The DBQ accounts for 25% of the total exam score, and the LEQ is 15%. The essays are graded out of seven points and six points, respectively. Students are required to analyze and synthesize provided documents for the DBQ, but some outside information is still needed.
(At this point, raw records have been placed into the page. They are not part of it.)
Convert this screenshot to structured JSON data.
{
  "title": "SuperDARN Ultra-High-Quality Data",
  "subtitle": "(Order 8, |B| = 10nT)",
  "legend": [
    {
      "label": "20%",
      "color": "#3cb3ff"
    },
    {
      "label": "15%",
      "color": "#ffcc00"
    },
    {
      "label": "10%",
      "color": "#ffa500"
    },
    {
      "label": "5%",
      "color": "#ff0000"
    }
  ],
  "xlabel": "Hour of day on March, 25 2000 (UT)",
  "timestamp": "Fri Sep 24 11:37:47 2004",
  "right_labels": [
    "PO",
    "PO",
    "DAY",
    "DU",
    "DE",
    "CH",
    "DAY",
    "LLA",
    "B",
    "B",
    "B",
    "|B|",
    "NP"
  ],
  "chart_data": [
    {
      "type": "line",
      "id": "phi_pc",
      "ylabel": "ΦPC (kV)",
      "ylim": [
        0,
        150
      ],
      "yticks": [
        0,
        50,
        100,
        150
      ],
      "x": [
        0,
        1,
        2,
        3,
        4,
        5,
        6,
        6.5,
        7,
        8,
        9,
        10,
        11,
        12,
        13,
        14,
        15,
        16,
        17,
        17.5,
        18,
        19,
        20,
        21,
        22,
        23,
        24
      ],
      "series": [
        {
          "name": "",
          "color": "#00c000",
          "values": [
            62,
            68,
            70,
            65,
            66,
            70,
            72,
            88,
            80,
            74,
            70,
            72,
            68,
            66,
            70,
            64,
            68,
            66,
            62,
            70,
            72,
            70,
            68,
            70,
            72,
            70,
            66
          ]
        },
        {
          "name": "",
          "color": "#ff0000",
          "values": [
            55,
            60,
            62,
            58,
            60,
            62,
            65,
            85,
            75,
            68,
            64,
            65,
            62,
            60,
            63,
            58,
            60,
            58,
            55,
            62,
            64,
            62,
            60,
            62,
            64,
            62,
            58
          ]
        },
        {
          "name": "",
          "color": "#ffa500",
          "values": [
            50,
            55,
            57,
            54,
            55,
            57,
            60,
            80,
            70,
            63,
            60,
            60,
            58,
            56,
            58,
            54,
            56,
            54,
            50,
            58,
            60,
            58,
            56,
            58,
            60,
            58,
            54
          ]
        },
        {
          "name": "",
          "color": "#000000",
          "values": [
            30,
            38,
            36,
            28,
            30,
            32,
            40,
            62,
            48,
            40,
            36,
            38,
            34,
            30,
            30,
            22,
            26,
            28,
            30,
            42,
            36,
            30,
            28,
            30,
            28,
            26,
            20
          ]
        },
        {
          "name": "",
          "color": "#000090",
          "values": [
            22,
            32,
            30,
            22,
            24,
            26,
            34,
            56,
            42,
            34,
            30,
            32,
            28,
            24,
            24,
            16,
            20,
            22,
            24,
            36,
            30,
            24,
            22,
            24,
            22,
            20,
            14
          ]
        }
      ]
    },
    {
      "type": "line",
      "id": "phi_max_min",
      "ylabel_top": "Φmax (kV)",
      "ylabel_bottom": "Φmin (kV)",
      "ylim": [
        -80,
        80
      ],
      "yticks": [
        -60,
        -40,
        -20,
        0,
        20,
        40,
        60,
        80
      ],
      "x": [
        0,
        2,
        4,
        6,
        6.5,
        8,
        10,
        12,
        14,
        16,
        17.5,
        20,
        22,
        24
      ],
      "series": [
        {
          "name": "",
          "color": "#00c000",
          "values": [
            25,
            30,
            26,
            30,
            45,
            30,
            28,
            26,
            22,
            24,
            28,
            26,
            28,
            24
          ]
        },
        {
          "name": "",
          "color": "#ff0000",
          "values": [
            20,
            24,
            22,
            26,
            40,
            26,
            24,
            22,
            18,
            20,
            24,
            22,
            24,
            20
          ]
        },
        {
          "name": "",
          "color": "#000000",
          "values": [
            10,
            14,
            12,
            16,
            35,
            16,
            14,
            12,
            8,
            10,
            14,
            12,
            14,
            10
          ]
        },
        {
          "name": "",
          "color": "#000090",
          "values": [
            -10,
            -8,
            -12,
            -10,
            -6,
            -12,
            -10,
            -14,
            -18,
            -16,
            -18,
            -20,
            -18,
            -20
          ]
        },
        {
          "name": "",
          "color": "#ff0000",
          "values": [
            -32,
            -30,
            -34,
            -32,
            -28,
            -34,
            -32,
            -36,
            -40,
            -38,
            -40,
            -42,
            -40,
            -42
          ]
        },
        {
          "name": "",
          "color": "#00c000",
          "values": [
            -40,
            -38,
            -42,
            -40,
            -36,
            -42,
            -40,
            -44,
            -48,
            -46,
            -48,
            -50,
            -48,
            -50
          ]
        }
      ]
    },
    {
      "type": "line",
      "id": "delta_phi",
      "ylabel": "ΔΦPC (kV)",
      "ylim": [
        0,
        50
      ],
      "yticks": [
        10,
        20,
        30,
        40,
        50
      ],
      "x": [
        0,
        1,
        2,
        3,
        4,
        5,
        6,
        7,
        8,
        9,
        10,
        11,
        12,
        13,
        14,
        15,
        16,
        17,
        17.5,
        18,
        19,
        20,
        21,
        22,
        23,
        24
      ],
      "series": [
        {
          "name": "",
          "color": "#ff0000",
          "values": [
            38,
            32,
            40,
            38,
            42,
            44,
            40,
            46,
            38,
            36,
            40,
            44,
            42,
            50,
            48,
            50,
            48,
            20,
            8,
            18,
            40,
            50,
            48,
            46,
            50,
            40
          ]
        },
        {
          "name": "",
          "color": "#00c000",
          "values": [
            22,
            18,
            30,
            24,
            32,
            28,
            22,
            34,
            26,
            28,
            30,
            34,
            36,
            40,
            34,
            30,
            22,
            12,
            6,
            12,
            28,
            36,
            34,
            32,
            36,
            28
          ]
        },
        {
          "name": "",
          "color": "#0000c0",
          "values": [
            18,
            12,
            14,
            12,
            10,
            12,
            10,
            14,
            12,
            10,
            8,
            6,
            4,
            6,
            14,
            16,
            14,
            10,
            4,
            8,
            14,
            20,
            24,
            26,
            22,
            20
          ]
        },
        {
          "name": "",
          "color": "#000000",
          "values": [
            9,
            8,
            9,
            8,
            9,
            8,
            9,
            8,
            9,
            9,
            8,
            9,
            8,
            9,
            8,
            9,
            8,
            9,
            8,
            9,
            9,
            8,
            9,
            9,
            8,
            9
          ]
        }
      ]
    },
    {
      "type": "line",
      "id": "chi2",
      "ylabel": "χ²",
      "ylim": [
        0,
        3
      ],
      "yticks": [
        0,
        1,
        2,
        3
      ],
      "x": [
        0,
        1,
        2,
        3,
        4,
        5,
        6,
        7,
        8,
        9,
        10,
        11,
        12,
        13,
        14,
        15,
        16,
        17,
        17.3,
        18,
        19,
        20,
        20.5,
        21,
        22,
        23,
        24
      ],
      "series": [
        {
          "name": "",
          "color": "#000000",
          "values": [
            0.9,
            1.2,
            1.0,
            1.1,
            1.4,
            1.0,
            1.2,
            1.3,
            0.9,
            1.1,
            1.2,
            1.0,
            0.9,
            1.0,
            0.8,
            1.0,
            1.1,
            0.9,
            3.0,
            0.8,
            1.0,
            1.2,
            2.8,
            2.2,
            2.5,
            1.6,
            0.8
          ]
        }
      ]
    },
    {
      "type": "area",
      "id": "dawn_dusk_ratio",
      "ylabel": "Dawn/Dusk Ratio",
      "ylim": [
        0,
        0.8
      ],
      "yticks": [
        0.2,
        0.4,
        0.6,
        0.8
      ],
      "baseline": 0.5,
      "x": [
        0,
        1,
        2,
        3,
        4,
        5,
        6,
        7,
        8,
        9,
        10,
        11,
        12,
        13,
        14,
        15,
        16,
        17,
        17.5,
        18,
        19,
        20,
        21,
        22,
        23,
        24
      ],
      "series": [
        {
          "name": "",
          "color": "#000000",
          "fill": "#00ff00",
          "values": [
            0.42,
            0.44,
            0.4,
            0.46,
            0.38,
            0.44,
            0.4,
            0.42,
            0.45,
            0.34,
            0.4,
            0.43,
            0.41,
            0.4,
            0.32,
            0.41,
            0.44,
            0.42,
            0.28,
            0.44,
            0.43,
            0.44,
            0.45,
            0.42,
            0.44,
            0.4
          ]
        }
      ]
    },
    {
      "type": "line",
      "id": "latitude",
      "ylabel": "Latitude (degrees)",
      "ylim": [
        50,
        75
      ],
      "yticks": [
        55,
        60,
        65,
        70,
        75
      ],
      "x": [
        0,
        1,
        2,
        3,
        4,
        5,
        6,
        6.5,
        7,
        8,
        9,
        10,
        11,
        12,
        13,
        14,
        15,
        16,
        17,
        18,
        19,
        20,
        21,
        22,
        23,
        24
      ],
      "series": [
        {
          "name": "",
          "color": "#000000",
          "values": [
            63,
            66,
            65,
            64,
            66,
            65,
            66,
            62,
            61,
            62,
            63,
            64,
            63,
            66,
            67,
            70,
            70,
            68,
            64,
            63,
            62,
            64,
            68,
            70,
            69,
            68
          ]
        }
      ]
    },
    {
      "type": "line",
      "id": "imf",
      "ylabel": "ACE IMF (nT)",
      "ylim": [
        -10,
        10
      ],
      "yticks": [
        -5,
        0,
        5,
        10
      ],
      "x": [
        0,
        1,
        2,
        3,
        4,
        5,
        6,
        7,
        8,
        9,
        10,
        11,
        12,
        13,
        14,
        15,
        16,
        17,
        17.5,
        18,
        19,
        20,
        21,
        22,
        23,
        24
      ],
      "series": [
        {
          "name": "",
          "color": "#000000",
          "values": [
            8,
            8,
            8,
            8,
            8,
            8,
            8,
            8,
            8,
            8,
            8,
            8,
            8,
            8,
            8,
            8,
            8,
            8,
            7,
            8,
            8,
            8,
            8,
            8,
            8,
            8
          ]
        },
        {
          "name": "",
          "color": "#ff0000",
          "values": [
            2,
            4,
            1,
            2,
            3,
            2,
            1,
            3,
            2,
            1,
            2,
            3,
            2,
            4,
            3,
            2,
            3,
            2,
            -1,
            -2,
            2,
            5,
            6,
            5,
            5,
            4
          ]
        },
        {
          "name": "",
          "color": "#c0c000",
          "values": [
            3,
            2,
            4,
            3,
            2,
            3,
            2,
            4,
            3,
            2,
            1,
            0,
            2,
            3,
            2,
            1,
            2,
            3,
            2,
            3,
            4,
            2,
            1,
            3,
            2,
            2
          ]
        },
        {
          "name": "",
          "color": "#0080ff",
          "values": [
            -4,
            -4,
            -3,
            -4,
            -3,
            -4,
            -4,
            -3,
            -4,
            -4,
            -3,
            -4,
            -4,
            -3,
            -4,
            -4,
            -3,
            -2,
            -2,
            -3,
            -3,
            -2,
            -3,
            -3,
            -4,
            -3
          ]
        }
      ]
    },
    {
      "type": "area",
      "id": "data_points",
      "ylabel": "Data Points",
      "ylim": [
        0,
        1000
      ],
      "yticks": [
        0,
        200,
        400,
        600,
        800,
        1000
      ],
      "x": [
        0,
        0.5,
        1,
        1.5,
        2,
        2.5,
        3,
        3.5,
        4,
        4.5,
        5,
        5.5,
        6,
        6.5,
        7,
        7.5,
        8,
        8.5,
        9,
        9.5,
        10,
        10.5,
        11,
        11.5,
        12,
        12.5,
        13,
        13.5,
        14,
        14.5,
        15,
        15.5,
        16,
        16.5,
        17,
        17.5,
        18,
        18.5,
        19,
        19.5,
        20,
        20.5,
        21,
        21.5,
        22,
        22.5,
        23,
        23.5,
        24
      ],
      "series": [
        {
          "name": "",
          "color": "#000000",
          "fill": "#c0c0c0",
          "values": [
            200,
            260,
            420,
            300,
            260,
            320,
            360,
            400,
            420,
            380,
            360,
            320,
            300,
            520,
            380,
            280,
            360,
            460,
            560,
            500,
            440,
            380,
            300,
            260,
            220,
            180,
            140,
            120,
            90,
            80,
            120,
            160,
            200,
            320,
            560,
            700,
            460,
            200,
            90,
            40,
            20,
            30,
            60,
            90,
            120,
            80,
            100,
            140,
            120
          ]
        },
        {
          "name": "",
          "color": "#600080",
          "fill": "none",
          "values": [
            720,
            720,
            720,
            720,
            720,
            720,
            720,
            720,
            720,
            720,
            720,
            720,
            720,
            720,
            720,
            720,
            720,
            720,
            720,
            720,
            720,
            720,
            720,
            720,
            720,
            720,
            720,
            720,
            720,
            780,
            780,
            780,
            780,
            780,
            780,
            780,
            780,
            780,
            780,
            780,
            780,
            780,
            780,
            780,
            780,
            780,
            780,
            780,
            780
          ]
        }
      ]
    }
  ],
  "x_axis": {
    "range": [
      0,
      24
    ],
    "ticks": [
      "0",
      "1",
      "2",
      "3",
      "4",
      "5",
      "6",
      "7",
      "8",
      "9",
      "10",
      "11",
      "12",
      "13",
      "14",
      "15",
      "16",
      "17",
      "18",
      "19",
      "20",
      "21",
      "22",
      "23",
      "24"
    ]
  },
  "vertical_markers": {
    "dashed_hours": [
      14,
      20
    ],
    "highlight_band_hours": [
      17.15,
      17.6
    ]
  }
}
The LEQ only provides a prompt and no sort of stimulus, so a large amount of outside information is necessary.

===Grade distribution ===

| Final Score | 1 | 2 | 3 | 4 | 5 | % of scores 3 or higher | Mean score | Standard deviation | Number of students |
|---|---|---|---|---|---|---|---|---|---|
| 2006 | 24.60% | 24.40% | 25.40% | 15.20% | 10.40% | 51.00% | 2.62 | 1.29 | 84,143 |
| 2007 | 21.50% | 24.30% | 26.10% | 16.90% | 11.20% | 54.20% | 2.72 | 1.28 | 101,975 |
| 2008 | 25.80% | 25.70% | 23.40% | 16.10% | 8.90% | 48.40% | 2.56 | 1.27 | 124,638 |
| 2009 | 24.90% | 24.60% | 23.40% | 16.00% | 11.10% | 50.50% | 2.64 | 1.31 | 143,426 |
| 2010 | 26.70% | 24.20% | 23.80% | 15.50% | 9.80% | 49.10% | 2.57 | 1.29 | 167,789 |
| 2011 | 26.00% | 25.50% | 23.00% | 16.00% | 9.50% | 48.40% | 2.57 | 1.29 | 188,417 |
| 2012 | 17.40% | 29.40% | 30.50% | 15.70% | 6.90% | 53.10% | 2.65 | 1.14 | 210,805 |
| 2013 | 20.90% | 30.20% | 29.40% | 13.70% | 5.90% | 48.90% | 2.53 | 1.14 | 230,107 |
| 2014 | 17.70% | 27.80% | 31.90% | 16.00% | 6.60% | 54.50% | 2.66 | 1.14 | 245,699 |
| 2015 | 18.00% | 29.90% | 31.40% | 14.20% | 6.60% | 52.10% | 2.61 | 1.13 | 265,308 |
| 2016 | 19.70% | 28.70% | 29.40% | 15.60% | 6.60% | 51.60% | 2.61 | 1.16 | 285,351 |
| 2017 | 15.40% | 29.60% | 26.70% | 19.90% | 8.50% | 55.00% | 2.76 | 1.18 | 298,475 |
| 2018 | 15.40% | 28.50% | 27.40% | 19.90% | 8.90% | 56.20% | 2.78 | 1.19 | 303,243 |
| 2019 | 15.80% | 28.80% | 28.00% | 18.80% | 8.60% | 55.30% | 2.75 | 1.18 | 313,317 |
| 2020 | 13.70% | 26.10% | 28.20% | 22.80% | 9.20% | 60.20% | 2.88 | 1.18 | 302,942 |
| 2021 | 19.00% | 28.90% | 24.00% | 18.50% | 9.70% | 52.20% | 2.71 | 1.24 | 302,231 |
| 2022 | 14.30% | 23.70% | 27.00% | 21.90% | 13.20% | 62.10% | 2.96 | 1.25 | 314,716 |
| 2023 | 13.00% | 22.30% | 27.40% | 21.90% | 15.30% | 64.70% | 3.04 | 1.25 | 350,353 |
| 2024 | 8.80% | 27.40% | 19.60% | 32.30% | 11.90% | 63.80% | 3.11 | 1.19 | 379,385 |
| 2025 | 9.20% | 26.50% | 17.00% | 33.40% | 13.90% | 64.30% | 3.16 | 1.22 | 411,547 |
| 2026 | 8% | 26% | 16% | 36% | 14% | 66% |  |  | 443,000 |

In 2012, the head of AP Grading, Trevor Packer, stated that the reason for the low percentages of 5s is that "AP World History is a college-level course, & many sophomores aren't yet writing at that level." 10.44 percent of all seniors who took the exam in 2012 received a 5, while just 6.62 percent of sophomores received a 5.